Entanglement-assisted authenticated BB84 protocol
Pol Julià Farré, Vladlen Galetsky, Soham Ghosh, Janis Nötzel, Christian Deppe
TL;DR
The paper tackles authenticated QKD by embedding BB84 within an entanglement-assisted framework that achieves two-factor information-theoretic security under specific adversary models. It presents a noiseless protocol and two noise-adaptation strategies (a rigorous QBER-based criterion and a DNN-based classifier) to maintain security in realistic conditions, including a key-recycling feature for pre-shared secrets. The authors provide a comprehensive simulation framework using photonic channels and cavity-enhanced AFC memories to assess performance, demonstrating secure operation for short to moderate distances (1–10 km) and storage times up to 150 μs with accuracy >0.80 in forgery detection.
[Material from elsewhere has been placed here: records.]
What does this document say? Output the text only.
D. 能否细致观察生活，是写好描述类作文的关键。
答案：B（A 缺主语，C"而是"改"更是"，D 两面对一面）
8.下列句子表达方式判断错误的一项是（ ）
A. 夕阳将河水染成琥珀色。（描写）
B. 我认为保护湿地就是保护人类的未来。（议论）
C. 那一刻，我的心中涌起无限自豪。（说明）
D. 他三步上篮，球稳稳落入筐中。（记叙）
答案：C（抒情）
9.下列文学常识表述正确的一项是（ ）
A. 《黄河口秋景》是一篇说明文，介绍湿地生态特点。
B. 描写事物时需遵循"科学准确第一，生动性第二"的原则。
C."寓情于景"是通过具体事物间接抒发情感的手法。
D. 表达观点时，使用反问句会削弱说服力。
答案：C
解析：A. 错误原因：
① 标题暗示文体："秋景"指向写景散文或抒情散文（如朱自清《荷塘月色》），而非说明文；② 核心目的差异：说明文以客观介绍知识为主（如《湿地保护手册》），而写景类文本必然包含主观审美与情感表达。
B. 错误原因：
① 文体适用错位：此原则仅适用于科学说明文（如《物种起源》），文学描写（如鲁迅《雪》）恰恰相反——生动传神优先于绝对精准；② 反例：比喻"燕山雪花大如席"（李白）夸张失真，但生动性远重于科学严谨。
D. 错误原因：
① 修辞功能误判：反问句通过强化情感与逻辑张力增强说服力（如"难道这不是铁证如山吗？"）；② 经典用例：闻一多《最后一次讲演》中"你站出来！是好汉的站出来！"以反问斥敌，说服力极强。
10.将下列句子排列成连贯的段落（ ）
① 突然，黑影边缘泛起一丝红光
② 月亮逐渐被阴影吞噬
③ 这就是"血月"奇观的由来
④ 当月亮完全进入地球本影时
This work advances practical, provably secure QKD authentication by leveraging entanglement, pre-shared randomness, and modern ML techniques, potentially improving resilience against impersonation and MITM attacks in quantum networks.
Abstract
In this work, we present a novel authenticated Quantum Key Distribution (QKD) protocol employing maximally entangled qubit pairs. In the absence of noise, we securely authenticate the well-known BB84 QKD scheme under two assumptions: first, adversaries cannot simultaneously access preshared and non-pre-shared secret classical information, and second, adversaries cannot simultaneously access pre-shared secret classical information and quantum memories held by legitimate parties. The main strength of this noiseless result is that access to all secretly pre-shared classical information is insufficient for breaching our scheme. Additionally, our protocol desirably allows for pre-shared secrecy reusage, leading to secret key growing. In order to address noise, we simulate a photonic implementation of our scheme, together with a storage model that aims to replicate the performance of cavity-enhanced Atomic- Frequency Comb (AFC) memories. Two methods are used to distinguish authentic entities from forgery attempts: on the one hand, a statistical approach is used after calibration of its defining parameter $μ$. Alternatively, a Deep Neural Network (DNN) is designed and trained to learn the underlying different structure of that input data coming from adversaries in comparison to that one coming from legitimate parties. Both methods achieve a correct classification rate larger than 0.80 for memory storage time of 150 $μ$s and a 1 km distance between parties.